Through the restructuring, DSI has substantially reduced its financial obligations by converting a portion of its debt into Mandatory Convertible Sukuks (MCSs), enhancing liquidity and financial flexibility.

Sheikh Theyab bin Tahnoun bin Mohammad Al Nahyan, Chairman of the Board of Directors of DSI, commented: “The company’s results for the third quarter reflect the positive impact of the restructuring process and the effectiveness of our team and executive management. The progress we have made in reducing the debt burden and enhancing liquidity, coupled with the management’s continued implementation of resolute measures to control administrative and operational costs, has laid a solid foundation for future growth.”

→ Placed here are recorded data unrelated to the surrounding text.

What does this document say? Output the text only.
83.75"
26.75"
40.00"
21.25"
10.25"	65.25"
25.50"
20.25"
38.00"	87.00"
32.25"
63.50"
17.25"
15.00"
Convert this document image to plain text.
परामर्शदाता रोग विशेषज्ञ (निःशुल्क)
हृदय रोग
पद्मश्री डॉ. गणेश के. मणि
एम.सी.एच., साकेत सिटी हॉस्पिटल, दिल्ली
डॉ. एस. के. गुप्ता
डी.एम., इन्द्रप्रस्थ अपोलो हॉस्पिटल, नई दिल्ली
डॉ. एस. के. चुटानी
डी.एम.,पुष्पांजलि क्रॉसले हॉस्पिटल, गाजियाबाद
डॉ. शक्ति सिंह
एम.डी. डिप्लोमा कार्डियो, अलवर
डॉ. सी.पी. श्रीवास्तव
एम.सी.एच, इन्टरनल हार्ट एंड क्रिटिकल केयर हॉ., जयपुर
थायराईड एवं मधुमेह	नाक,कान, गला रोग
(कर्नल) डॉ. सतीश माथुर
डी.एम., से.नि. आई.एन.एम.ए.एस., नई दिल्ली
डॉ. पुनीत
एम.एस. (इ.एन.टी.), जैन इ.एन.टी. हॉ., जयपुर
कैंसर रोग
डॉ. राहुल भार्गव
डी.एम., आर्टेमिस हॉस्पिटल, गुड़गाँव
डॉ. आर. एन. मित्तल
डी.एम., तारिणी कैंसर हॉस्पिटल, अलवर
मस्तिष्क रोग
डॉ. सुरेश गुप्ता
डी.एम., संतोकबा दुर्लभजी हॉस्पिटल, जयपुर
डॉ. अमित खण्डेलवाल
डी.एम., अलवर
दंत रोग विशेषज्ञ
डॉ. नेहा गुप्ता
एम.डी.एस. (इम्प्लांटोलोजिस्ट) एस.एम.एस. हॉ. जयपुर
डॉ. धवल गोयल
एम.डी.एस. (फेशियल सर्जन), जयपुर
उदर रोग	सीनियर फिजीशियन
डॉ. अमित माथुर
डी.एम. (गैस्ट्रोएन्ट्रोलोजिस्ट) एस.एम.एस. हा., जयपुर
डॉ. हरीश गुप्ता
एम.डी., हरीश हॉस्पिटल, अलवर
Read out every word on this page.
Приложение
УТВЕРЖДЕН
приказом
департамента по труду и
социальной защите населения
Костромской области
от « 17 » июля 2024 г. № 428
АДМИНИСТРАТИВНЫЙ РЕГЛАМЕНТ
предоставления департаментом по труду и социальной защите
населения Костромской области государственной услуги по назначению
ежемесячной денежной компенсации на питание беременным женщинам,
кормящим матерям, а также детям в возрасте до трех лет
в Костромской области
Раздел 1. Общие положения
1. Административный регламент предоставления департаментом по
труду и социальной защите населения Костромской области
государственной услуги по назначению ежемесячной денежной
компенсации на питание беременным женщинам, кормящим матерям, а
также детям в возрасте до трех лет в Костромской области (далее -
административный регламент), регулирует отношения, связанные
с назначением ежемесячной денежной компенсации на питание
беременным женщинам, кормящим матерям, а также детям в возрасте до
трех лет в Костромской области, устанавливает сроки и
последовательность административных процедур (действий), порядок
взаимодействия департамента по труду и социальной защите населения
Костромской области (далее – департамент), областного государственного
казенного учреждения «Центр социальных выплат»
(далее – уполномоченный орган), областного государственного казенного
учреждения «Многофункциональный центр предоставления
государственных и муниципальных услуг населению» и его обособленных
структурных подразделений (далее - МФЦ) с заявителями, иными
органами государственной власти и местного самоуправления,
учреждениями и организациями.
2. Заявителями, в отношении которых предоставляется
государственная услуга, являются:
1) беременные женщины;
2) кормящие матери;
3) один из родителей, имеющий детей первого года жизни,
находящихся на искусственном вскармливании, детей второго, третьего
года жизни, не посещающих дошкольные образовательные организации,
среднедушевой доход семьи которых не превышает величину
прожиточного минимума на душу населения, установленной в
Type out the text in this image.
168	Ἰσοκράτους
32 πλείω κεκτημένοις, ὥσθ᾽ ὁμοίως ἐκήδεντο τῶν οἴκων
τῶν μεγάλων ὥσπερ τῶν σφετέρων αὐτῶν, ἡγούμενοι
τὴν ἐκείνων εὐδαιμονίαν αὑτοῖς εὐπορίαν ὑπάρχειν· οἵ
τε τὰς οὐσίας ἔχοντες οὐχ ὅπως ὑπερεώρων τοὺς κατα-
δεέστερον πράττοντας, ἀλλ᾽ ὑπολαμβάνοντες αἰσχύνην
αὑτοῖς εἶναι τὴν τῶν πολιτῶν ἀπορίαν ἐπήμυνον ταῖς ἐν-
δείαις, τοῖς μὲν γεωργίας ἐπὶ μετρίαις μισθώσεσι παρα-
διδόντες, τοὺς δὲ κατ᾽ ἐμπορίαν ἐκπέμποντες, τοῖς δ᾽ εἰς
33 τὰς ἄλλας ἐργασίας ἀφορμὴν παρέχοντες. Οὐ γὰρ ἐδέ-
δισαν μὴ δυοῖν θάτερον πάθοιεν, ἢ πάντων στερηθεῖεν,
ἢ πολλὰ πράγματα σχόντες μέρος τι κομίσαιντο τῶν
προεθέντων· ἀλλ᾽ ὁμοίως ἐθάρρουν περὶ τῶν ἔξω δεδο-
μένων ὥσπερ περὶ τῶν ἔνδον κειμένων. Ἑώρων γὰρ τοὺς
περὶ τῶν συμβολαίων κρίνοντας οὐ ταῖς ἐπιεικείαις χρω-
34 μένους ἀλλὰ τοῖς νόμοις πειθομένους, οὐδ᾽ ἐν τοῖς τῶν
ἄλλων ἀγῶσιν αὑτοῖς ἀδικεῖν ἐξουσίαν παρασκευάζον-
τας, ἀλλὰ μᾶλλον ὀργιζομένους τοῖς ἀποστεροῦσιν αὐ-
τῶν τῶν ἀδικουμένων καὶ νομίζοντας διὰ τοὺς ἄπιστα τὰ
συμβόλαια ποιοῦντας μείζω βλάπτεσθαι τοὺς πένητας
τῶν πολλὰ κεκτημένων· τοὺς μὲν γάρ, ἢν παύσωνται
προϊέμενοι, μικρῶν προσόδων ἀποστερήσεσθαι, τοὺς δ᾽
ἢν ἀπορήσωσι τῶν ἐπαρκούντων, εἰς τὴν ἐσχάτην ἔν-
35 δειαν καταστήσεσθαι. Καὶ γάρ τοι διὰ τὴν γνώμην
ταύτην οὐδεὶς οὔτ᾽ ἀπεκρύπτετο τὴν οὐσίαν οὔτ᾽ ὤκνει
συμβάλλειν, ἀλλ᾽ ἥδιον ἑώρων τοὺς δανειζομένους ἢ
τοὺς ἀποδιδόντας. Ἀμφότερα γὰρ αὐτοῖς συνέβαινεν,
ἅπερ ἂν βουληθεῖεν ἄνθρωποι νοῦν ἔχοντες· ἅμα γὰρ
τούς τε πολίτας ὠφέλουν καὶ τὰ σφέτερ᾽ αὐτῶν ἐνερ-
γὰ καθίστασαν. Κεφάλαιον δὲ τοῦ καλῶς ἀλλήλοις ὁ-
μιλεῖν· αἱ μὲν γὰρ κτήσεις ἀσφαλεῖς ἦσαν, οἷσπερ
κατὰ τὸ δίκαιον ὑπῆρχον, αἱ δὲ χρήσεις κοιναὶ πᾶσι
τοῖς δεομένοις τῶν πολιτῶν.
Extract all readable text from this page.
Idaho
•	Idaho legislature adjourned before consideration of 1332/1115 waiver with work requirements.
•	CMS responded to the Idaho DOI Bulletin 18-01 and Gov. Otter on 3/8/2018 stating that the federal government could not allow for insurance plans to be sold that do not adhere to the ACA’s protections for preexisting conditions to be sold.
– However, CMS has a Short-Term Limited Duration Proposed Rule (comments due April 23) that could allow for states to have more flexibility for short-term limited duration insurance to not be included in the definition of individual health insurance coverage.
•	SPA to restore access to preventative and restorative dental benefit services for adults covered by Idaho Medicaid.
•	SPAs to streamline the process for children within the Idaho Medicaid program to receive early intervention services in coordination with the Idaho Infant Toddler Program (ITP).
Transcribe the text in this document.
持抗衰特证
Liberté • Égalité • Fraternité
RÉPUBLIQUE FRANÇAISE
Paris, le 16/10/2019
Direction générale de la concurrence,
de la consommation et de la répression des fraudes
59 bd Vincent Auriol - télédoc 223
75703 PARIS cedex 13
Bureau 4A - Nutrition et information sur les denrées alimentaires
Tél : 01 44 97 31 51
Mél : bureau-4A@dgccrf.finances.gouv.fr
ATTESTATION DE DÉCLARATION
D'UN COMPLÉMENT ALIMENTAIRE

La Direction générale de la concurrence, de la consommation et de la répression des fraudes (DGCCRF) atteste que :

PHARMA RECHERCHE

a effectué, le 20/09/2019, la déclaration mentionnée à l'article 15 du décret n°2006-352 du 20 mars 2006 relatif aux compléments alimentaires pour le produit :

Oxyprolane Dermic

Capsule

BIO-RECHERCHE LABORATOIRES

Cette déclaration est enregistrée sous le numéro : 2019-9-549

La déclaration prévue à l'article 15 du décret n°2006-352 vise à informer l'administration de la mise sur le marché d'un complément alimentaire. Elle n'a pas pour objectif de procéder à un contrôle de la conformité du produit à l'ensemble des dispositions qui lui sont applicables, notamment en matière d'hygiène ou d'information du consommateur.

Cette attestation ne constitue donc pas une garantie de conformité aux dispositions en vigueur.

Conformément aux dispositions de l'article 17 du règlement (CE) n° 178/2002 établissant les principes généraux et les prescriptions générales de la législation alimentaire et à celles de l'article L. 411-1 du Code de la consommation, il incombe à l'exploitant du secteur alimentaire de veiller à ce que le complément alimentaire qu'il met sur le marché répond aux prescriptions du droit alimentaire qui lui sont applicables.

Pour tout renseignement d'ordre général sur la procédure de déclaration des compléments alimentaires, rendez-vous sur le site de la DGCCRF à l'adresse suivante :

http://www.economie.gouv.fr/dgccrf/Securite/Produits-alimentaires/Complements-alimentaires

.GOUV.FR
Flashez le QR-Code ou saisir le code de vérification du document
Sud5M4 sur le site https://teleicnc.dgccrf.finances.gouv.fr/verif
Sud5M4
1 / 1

The financial restructuring markedly strengthened DSI’s balance sheet, with total assets increasing to AED 715.6 million ($194.85 million), compared to AED 350.4 million ($95.4 million) at the end of 2023.

“Having completed the restructuring process, the company is looking forward to long-term financial stability, and aims to benefit from its revitalised balance sheet to seize new opportunities in the regional infrastructure and energy sectors,” added Sheikh Theyab.

“The company expects sustainable growth in revenues and revenue margins and continuous improvement in operations over the coming years, in line with its strategic growth objectives.”